When the concept for her 10th studio album was announced, hopes were high that Swift and producer/co-writer Jack Antonoff were about to deliver a full blown, retro singer-songwriter confessional. Described as representing 13 sleepless nights trawling through fears, terrors, sweet dreams, loves and losses, does ‘Midnights’ serve up whiskey-drenched, smoke-filled, dimly-lit romantic melancholy a la early Tom Waits? Sadly, no.

Yet, any initial disappointment at how this very modern record blends smooth synths, hip hop rhythms and programmed beats with understated organic embellishments, courtesy of strings, saxophone, organs and woodwind, doesn’t linger once you realise her chosen stylistic delivery system couldn’t be more fitting. 

If ‘1989’ was the product of a wild young adult tearing up the Big Apple, ‘Midnights’ is a 30 something slice of contemplation on that dizzying, formative period. Utilising a contemporary sound-of-the-city-during-twilight aesthetic, these meditative late night vignettes have been rooted in the exact geographical space and time an old school troubadour record couldn’t have accomplished. 

A disco-flavoured dance of defiant commitment and fatigued-falsetto exasperation, Lavender Haze is deliciously sensual. Maroon, meanwhile, recalls crushing missed opportunities through cascading melodies and resplendent harmonies. The gorgeously ethereal Snow On the Beach, co-written by and featuring Lana Del Rey, effortlessly evokes the magical moment two people simultaneously fall in love.

Elsewhere, You’re On Your Own, Kid flips isolation and abandonment into storming self-empowerment with invigorating moxie, Bejewelled is pure pop perfection and Vigilante Shit’s jazz-vibed, electro-noir underscores a wink-wink revenge tale that sounds like something off ‘Reputation.’ Only, you know, good. 

After all the personal and professional trauma that preceded them, Swift’s previous two records revealed she’d taken on board crucial lessons and evolved beyond using songs as juvenile score-settling vehicles, towards becoming a refreshingly fallible person able to acknowledge she isn’t always the innocent party. 

That’s even more evident on the pathos-inducing Anti-Hero and Mastermind, where she discloses “no one wanted to play with me as a little kid, so I’ve been scheming like a criminal ever since, to make them love me and make it seem effortless, this is the first time I’ve felt the need to confess.” Wow.

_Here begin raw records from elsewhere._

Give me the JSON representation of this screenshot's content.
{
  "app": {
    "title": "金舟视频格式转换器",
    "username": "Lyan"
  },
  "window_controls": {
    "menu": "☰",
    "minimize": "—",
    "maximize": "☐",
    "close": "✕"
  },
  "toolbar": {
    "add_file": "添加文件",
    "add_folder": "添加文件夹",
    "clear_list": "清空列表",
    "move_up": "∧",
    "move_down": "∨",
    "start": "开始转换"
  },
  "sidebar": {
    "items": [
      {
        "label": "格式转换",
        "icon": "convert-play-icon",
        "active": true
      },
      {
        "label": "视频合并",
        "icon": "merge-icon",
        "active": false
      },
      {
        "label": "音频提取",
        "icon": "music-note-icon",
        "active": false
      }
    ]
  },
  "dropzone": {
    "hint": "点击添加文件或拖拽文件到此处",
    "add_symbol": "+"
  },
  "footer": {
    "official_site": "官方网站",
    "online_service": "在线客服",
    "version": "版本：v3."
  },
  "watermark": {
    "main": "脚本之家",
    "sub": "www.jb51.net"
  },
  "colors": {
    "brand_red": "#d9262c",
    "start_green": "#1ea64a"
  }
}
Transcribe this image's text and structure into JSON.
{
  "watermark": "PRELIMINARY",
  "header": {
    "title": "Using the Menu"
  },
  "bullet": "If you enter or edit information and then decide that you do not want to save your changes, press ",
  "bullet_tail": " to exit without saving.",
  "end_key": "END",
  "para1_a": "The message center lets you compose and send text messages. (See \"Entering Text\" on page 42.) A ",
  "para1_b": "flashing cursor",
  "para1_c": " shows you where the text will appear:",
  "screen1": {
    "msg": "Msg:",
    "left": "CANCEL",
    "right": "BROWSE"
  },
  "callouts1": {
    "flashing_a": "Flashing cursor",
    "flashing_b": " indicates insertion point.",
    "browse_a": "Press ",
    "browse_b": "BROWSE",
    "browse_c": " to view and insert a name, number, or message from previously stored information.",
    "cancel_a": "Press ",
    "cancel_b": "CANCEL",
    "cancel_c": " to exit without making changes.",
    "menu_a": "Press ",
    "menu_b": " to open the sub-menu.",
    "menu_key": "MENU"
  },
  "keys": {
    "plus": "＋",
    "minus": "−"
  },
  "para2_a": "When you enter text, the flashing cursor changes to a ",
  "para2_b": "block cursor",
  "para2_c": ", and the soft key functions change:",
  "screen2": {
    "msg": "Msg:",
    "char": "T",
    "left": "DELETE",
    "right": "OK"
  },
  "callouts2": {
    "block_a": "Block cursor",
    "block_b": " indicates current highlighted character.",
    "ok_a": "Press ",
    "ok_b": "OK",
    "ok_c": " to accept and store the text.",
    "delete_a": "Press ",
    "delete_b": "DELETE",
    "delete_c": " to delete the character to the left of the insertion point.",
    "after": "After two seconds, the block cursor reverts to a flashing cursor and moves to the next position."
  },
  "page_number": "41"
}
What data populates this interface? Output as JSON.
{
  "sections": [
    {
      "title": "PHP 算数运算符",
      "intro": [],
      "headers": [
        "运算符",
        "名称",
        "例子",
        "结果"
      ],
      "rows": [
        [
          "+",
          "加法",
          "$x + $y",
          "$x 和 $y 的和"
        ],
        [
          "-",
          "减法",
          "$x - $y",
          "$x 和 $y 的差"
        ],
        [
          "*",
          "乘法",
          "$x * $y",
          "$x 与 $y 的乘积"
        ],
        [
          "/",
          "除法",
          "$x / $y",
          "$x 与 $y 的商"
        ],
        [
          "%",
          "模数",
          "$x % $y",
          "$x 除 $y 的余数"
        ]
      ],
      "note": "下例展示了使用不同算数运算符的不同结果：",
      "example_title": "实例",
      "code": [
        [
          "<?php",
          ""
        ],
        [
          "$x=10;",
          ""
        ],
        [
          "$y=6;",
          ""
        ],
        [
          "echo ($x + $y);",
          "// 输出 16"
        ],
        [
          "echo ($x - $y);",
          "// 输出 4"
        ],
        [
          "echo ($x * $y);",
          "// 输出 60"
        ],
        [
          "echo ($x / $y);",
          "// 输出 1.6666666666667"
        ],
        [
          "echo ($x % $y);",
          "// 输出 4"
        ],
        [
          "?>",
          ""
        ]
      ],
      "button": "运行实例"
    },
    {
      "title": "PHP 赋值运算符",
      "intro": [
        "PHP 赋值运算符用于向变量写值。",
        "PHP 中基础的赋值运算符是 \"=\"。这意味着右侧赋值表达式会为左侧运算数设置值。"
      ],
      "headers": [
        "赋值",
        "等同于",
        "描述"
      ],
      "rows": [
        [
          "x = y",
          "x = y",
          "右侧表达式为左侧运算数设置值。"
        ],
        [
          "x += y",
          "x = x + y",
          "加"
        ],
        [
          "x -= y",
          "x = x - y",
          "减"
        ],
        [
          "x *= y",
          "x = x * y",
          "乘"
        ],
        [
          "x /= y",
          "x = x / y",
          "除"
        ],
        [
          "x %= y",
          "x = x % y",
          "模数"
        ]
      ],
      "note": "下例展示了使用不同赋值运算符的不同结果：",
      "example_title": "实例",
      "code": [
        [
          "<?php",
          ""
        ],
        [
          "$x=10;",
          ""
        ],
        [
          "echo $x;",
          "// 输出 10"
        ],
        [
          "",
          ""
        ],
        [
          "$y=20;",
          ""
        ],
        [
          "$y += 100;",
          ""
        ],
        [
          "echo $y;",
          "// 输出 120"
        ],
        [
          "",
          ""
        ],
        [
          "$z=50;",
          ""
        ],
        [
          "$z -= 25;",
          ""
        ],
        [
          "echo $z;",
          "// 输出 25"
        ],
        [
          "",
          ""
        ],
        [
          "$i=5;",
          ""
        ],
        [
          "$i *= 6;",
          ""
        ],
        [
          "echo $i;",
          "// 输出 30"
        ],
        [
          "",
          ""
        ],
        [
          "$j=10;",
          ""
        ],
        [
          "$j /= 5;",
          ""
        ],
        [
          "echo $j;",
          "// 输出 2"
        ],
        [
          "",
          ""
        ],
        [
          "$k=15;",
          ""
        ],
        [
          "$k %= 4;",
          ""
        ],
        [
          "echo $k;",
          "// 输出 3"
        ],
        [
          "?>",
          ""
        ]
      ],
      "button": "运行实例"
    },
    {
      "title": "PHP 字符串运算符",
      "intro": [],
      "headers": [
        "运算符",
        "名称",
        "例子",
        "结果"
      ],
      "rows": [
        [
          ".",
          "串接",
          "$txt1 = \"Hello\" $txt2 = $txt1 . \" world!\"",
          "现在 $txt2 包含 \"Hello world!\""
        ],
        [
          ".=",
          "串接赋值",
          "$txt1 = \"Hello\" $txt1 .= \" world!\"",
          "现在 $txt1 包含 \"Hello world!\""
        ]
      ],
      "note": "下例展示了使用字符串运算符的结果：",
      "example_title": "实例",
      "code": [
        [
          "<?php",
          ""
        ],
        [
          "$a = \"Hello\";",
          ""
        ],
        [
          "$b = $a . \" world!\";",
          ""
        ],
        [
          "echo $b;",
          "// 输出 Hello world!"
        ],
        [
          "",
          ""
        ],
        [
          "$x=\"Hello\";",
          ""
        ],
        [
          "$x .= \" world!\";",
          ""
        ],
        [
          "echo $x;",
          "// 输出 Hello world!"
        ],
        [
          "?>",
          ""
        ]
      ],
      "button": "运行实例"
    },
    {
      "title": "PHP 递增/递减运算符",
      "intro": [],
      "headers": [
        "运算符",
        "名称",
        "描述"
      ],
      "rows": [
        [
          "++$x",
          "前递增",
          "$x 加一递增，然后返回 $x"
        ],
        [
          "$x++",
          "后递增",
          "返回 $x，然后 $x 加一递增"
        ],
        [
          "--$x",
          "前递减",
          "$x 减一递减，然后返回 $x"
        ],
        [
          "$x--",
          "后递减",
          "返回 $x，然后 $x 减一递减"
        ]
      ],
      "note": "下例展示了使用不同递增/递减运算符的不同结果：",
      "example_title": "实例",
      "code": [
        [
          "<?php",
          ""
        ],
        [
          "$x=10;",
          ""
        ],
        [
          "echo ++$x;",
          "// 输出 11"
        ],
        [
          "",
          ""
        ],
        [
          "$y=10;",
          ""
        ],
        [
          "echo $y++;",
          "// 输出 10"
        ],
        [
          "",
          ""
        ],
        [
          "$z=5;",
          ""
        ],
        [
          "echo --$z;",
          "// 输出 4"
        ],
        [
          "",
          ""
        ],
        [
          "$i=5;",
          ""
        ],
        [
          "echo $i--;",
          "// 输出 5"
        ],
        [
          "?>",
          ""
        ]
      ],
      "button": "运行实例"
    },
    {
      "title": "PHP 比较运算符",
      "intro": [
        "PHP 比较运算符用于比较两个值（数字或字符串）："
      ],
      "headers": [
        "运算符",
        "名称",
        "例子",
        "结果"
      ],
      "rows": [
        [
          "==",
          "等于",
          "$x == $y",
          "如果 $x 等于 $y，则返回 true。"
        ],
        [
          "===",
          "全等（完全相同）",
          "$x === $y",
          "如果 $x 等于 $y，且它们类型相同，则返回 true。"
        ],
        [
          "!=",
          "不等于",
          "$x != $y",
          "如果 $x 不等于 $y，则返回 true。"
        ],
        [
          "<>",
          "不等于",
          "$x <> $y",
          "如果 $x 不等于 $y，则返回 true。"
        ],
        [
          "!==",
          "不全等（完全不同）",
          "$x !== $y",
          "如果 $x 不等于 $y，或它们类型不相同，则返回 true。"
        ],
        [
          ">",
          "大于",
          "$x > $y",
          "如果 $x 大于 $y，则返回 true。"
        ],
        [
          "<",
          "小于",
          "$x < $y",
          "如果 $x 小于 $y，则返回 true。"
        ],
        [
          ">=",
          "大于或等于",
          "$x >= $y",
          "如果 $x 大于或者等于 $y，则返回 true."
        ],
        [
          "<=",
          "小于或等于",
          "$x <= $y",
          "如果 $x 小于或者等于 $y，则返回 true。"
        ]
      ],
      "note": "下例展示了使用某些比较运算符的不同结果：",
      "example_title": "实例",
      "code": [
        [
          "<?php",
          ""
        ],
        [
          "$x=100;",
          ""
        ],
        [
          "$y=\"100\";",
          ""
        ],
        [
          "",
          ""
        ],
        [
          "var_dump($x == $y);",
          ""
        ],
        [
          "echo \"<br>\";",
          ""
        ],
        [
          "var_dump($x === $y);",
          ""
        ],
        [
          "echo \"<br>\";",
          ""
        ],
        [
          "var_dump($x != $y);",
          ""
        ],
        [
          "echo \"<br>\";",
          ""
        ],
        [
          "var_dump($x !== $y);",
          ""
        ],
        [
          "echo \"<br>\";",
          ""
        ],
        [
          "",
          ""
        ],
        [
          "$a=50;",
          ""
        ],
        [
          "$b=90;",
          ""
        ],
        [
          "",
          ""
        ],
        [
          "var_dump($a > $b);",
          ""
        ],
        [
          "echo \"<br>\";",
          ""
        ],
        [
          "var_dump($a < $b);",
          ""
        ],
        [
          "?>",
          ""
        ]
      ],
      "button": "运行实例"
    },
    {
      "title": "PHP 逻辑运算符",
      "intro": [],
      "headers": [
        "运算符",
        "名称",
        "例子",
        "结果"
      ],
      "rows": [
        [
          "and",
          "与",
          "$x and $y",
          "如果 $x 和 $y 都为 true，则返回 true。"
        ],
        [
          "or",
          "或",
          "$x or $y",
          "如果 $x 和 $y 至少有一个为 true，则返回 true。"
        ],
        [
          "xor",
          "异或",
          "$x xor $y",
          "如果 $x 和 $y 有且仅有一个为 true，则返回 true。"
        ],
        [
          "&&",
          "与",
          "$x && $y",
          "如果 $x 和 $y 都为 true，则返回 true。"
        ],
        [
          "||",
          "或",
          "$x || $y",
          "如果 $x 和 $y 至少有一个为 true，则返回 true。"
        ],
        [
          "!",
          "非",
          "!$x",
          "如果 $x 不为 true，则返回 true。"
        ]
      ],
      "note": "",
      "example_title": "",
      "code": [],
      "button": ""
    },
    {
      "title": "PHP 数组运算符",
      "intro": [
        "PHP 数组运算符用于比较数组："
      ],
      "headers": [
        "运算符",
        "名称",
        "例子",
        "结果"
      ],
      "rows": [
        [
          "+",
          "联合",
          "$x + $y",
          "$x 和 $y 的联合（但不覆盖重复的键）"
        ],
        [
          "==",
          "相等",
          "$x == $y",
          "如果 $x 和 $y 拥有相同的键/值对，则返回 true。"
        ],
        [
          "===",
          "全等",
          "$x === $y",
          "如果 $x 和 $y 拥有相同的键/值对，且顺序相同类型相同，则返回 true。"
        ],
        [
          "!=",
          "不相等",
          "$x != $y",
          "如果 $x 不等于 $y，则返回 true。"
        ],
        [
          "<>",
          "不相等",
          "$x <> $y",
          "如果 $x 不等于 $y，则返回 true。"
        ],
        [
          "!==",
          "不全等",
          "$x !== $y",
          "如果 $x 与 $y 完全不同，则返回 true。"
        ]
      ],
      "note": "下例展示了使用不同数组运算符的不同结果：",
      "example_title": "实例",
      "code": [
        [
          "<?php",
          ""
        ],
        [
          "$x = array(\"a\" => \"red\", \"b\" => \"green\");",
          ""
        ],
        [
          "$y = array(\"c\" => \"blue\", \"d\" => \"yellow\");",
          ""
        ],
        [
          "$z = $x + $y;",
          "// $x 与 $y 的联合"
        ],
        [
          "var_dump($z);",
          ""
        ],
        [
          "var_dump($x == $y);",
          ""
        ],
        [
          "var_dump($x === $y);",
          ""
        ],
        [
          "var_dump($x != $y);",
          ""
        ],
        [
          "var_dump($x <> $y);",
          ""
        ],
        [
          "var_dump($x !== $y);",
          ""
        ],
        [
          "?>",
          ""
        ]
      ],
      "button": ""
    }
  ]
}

Not everything lands as effectively as those killer lines. Swift’s delivery is full of poised rhythmic grace, the use of heavily treated vocals on some tracks is jarring. The 3AM version of this release, which features an additional seven numbers, also makes a strong case for replacing weaker cuts such as Karma, Labyrinth and Midnight Rain with excellent alternatives in the form of High Infidelity, Would’ve, Should’ve, Could’ve and The Great War.

It could be argued that Swift has been very clever here, essentially transposing the winning attributes of those critically acclaimed 2020 releases into a more pop-friendly package, in order to re-enter that prized market, without alienating fans of either approach. But it doesn’t matter. What’s important is the calibre and authenticity of execution, and most of this album shows that a fully focussed and disarmingly sincere Taylor Swift remains a generational songwriting attraction, regardless of genre or intent.